Я смеялся, заходил с другой стороны, он недовольно слушал, потом вороний зрачок вздрагивал, старик Эд начинал отвечать, — перезапускали разговор по новой, но приезжали в тот же тупик.
Говорить с ним было — сущее удовольствие.
Никаких советов он мне не дал.
Из нашего часового общения я запомнил только одну фразу: старик Эд жёстко сетовал, что власть не легализовала нацболов, поставивших сотни бойцов на Донбасс, — я отвечал, пожимая плечами: «А зачем им? Никакой необходимости для них в этом нет. Лишние проблемы», — он ответил: «На их месте я вёл бы себя точно так же, — помолчал и добавил: — Но я не на их месте».
Ещё он отлично рассказывал, когда я курил на балконе, про деревья во дворе, про птиц, которые прилетают на эти деревья, про цветы, которые он поливает и растит, — я же говорю: русский писатель, блистательный русский писатель.

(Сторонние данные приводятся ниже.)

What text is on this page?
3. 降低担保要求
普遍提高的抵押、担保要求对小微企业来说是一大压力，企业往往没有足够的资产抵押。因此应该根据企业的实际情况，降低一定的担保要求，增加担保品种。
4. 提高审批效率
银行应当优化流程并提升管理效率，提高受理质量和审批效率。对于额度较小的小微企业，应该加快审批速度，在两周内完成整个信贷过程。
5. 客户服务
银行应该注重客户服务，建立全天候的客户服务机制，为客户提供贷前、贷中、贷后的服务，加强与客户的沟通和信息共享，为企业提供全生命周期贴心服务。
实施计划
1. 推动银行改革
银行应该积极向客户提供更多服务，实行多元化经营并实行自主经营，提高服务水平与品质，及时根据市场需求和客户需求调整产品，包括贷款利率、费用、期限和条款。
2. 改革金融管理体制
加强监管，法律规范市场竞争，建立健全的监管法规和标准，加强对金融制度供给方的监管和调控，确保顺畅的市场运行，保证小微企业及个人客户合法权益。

Старик Эд считал, что все они — скучные неповоротливые сундуки с рукописями; но, кажется, я получше него знал биографии русских писателей: он был из этой великолепной породы. Я могу собрать старика Эда из трёх-четырёх русских классиков первого, второго, третьего ряда, но не буду сейчас; потом, растяну удовольствие.
Через полтора часа я уходил мимо этих деревьев, откуда-то зная, что мы никогда больше не увидимся, и не оглядываясь. Рассеянно, лениво думал: «Император уйдёт, явится другой, третий. Но ничего уже не сделает нас (старика Эда, меня, Томича, нацболов) больше… Не принесёт нам счастья. Не вознесёт наверх. Впрочем, это всегда было понятно, но не помешало нам опередить время на пару десятилетий — не помешало, в первую очередь, ему, старику Эду. Мы насытили воздух заразой взрывоопасных идей — его, старика Эда, идей, — и они оживали теперь. Но сами мы были слишком непосредственны, чтоб угодить в эту игру. Эта игра — для упырей. Для упырей и людоедов. А он — не упырь, не людоед; он русский аристократ, когда-то сочинитель историй, теперь — едкий комментатор новостей; уже сидит, наверное, газету листает, смотрит, что там случилось в мире, которым он мог бы так блистательно управлять. Ну, как ему кажется: блистательно».